Passados trinta anos do massacre de Capacete, este trabalho se propõe a refletir sobre as consequências e impactos desse episódio na vida dos indígenas Tikuna, sobretudo a partir de suas memórias sobre as violências sofridas e o protagonismo político reverberado em suas ações de luta pela terra contra madeireiros e políticos da região do Alto Solimões, Amazonas.

Neste capítulo, apresenta-se: a localização de Capacete; os processos históricos de luta pela terra; e a etnografia na comunidade Tikuna de Porto Espiritual, trazendo com profundidade o cotidiano desta ao longo das idas à campo. A análise estende-se aos processos judiciais que decorreram após o episódio nas esferas estaduais e federais, as quais possibilitaram a qualificação do crime, visto inicialmente como homicídio e, após, considerado como genocídio, possível em razão da Constituição de 1988.

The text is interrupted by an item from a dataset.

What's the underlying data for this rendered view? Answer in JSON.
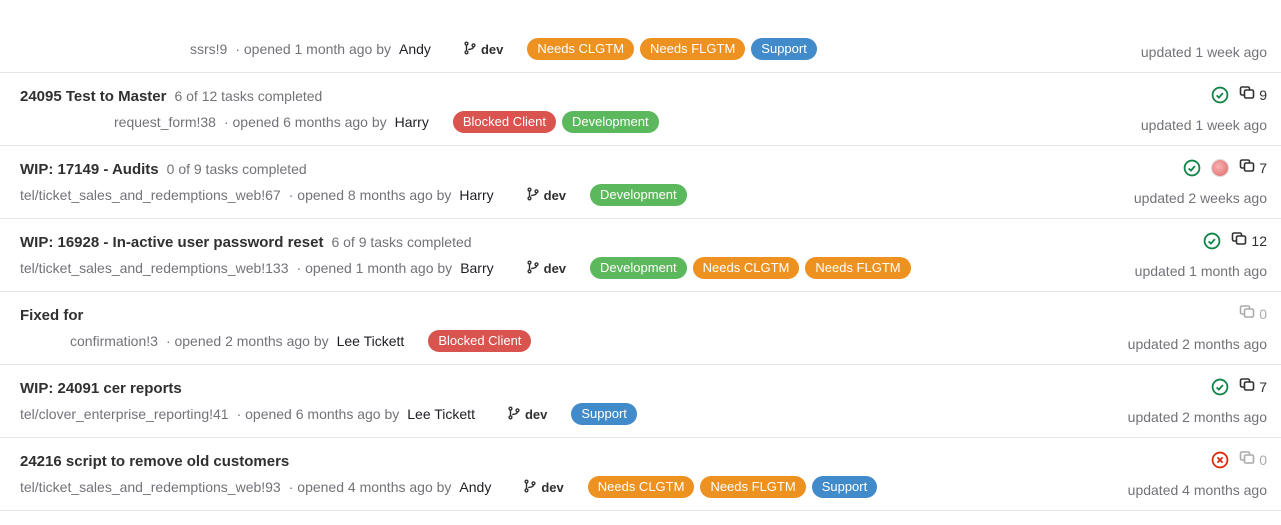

Ainda, será apresentado o contexto da região à época do ocorrido, bem como da sociedade brasileira. Evidencia-se o discurso jurídico com falas dos interlocutores na possibilidade de cruzamento de dados que privilegiam as versões construídas a partir dos fatos que envolvem o massacre. Por fim, apresento as repercussões desse episódio no município de Benjamin Constant e os estudos históricos e antropológicos que retrataram o massacre dentro de uma perspectiva acadêmica.

O levantamento dos dados processuais, dos relatos orais e dos discursos jurídicos, revela versões que, por vezes, se aproximam ou se distanciam. Estas versões se constroem conforme os sentidos predominantes em cada “mundo social”, nos quais os atores sociais estão fortemente ligados, ampliando e complexificando as interpretações sobre o massacre.